There are a good many people who, apparently, are never troubled by any speculations arising out of a comprehensive view of things. They are keenly alive to all objects within their sphere; but their eyes are close to the surface, and their experience comes in shocks of sensation, and shreds of perception. They know the superficial features of the world and its conventional expressions; are conversant with its business and its pleasures; with the market, the fashions, the town-talk, the worldly fortunes of their neighbors. Sometimes, a powerful affliction startles them in this smooth routine, and for a moment they are surprised to find how wide the universe is, and among what great realities we dwell. But, usually, their existence is a narrow revolving disc, bringing around the same group of incidents and the same associations, morning, noon, and night. They comprehend Life as they comprehend the expanse of yonder harbor, dotted with shifting but familiar forms, ruffled by a passing wind or bright under a summer sun, and whose tides duly rise and fall. But they little think of the oceanic vastness which it represents; and how its oscillations come from great currents that leap out of the Antarctic, and swell around tropical islands, and sweep the lines of continents, and roll in the Polar Sea.

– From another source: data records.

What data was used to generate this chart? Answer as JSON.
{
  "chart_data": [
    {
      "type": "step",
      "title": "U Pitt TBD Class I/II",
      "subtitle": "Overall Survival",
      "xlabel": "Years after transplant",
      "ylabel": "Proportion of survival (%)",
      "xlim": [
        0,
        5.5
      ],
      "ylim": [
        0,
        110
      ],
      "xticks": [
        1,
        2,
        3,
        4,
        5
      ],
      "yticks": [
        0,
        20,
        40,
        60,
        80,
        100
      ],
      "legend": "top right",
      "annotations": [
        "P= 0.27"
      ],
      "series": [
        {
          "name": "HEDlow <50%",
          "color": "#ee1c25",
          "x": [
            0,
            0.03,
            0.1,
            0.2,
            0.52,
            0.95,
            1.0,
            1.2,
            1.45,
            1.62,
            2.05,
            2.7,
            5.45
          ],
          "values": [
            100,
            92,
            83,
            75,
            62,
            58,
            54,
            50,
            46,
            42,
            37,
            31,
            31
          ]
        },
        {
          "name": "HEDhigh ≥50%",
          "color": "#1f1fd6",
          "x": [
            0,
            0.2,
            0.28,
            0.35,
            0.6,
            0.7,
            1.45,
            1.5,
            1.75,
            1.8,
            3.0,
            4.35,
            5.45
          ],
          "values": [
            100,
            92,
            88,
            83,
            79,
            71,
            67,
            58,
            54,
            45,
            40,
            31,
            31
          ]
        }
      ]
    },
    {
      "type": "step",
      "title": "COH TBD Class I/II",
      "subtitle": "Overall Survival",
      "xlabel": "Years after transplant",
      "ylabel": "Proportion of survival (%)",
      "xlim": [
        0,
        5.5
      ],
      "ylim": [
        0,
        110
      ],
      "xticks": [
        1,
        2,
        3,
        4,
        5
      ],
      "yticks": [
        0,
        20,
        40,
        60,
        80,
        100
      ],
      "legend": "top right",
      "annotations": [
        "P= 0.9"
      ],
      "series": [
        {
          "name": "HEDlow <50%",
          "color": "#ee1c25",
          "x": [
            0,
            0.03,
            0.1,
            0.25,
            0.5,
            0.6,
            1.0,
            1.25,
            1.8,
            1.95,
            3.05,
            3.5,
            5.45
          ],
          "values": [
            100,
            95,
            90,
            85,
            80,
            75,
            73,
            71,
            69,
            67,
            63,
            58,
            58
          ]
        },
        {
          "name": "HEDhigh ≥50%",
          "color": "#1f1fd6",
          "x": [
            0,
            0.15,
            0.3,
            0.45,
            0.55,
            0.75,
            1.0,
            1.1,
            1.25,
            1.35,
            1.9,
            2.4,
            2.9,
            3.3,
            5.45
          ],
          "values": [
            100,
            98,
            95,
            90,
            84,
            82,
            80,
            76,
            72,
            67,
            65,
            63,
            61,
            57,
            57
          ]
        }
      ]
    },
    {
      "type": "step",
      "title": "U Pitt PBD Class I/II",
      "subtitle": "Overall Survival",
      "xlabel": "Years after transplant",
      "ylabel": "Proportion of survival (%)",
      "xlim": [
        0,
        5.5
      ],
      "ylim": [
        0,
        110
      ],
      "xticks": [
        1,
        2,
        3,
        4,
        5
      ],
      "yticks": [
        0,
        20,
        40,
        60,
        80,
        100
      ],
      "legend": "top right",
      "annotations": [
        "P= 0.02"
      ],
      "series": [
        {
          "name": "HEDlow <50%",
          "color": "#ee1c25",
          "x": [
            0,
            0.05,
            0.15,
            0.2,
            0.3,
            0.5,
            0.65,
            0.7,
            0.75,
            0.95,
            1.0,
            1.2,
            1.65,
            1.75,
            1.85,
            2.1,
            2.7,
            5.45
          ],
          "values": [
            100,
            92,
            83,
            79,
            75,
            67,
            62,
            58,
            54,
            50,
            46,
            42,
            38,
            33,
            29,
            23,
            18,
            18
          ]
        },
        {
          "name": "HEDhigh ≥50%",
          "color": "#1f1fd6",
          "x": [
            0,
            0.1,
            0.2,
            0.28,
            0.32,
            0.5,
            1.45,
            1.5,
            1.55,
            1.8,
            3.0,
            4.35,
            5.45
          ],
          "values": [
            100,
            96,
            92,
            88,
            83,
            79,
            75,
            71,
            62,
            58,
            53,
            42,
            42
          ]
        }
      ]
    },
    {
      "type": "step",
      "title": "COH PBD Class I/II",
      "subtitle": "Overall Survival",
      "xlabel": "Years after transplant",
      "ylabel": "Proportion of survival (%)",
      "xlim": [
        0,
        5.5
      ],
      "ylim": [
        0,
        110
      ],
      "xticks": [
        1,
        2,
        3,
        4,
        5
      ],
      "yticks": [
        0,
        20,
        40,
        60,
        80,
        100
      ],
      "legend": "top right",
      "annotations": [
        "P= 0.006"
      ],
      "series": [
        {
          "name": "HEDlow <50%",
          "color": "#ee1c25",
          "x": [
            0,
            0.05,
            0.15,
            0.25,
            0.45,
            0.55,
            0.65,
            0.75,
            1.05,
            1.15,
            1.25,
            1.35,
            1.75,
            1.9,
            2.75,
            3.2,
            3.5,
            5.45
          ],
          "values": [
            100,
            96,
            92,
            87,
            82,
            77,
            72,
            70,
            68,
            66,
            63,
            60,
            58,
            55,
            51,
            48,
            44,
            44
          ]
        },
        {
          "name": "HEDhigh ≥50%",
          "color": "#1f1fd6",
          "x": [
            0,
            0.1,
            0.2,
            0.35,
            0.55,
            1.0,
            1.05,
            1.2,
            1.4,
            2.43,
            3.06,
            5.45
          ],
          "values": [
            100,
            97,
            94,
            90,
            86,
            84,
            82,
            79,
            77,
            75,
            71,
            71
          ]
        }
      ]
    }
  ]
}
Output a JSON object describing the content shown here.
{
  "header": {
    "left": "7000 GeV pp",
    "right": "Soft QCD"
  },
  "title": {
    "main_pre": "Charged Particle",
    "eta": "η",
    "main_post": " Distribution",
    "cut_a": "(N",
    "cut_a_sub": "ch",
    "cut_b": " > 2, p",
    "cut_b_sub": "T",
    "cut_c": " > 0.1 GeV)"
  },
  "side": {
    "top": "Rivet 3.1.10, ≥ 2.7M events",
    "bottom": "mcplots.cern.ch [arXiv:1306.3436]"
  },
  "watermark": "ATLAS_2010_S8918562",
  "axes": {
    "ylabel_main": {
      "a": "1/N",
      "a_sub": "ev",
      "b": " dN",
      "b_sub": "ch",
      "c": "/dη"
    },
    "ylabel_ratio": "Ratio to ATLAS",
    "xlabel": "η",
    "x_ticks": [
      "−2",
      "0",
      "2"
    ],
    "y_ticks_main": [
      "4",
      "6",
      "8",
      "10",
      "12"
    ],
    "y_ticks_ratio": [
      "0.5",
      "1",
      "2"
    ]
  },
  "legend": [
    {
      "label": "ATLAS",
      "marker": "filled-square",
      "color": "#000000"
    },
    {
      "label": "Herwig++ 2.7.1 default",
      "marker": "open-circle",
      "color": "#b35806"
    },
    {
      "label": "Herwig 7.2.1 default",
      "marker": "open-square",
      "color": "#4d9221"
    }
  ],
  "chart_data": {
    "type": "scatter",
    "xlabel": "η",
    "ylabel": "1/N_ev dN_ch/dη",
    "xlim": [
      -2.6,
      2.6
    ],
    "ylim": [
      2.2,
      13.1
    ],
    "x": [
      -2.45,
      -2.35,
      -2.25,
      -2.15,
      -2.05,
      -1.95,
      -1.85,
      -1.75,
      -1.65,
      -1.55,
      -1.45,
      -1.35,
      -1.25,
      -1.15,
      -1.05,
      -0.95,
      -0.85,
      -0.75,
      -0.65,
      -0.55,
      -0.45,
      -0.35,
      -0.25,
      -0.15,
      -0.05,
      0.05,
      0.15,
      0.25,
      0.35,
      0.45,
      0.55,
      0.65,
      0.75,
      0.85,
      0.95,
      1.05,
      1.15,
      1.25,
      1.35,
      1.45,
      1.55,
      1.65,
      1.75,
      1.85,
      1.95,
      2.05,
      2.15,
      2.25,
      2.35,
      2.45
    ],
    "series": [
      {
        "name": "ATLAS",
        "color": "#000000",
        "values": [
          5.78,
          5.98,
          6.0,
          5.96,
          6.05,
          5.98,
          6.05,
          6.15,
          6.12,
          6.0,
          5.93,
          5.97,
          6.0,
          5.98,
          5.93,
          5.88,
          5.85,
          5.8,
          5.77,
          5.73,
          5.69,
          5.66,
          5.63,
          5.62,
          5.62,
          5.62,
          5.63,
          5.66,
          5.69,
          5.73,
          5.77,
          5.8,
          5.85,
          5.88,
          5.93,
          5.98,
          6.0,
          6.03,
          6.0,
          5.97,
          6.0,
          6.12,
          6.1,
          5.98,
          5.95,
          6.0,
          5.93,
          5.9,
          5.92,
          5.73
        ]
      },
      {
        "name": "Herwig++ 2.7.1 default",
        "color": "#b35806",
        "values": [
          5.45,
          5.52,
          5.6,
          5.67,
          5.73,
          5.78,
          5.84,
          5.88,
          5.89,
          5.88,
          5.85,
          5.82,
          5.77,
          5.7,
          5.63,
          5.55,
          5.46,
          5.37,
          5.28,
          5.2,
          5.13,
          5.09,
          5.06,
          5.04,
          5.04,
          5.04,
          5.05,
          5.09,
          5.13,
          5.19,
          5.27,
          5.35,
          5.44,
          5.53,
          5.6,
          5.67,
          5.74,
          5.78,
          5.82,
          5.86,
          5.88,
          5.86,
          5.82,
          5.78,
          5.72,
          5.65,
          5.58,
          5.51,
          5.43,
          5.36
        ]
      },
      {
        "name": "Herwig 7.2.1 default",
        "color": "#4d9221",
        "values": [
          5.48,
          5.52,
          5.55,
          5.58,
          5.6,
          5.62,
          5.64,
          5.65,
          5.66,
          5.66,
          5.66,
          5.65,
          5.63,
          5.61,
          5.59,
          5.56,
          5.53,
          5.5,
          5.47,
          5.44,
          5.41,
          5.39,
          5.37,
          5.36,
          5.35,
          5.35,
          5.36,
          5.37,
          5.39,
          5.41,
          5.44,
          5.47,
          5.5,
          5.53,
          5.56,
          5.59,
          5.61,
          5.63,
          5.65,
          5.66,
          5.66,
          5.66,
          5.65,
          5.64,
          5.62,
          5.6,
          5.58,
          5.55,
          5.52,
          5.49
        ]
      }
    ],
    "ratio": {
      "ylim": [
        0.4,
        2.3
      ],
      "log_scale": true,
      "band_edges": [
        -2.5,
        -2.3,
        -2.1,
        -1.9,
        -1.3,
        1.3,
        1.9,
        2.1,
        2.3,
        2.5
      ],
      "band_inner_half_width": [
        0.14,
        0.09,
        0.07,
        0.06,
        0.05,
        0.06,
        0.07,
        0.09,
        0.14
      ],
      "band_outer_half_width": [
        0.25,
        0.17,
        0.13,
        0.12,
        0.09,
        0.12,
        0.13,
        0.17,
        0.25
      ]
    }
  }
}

These, therefore, are not perplexed by questions such as occur to him who, looking beyond his own worldly interests and the area of daily routine, takes into view the scope of being and the profounder phenomena of human life. For such a view will inevitably engender speculation, nor can he rest until he obtains some _theory_ of existence. These very conditions of Humanity in the City, for instance--these conditions of poverty, and responsibility, and relationship, and privilege, and strife, and toil--yea, the lessons which come to us from the crowd as it flows through these streets; constitute a great problem, of which every thinking man will seek some solution.
Now, throughout this entire series of discourses--although I have not deemed it necessary in every instance to make a specific application--I have assumed that you and I were looking upon these various phases of Humanity from the Christian stand-point, and therefore I could not fitly conclude this work without indicating the Help which RELIGION affords concerning these problems of existence.
I observe, then, that while it may seem very simple to affirm that a _theory_ does not, in any case, alter _facts_; yet there is often an advantage in laying down this proposition. For this leads us to understand precisely what a theory _may_ do. It does not alter facts, but it throws them into new relations, and presents them in an entirely different light. Materialism, for instance, is a theory of Life; and Christianity--in which term I include not only a system of Doctrines, but of practical forces--is also a theory of Life. Now, neither of these gets rid of the great facts of existence. Men sin and suffer and die, whether we adopt the one system or the other. But, surely, when we approach these facts from the side of Religion, they appear in very different lights, and are taken up with very different results, from their appearance and effect when interpreted by the creed of Unbelief. It would be very absurd then, because Christianity does not instantly abolish, or fully explain, all these strange and darker realities, to fall back upon the opposite ground of skepticism. This is only receding from the best solution to the worst--or, rather, to no solution at all. For I maintain that Christianity gives us not merely the best, but the _only_ solution of these problems. It will be my purpose in this discourse, at least, to show what kind of help Religion _does_ afford for Humanity in all these diverse conditions; and, having done this, I shall leave it to your own convictions to decide whether it is not a great and practical Help; and whether there _is_ any other help. I propose to illustrate the influence of Religion to this effect, first--as a _Conviction_; second, as a _Working Power_; and third, as an _Interpretation_.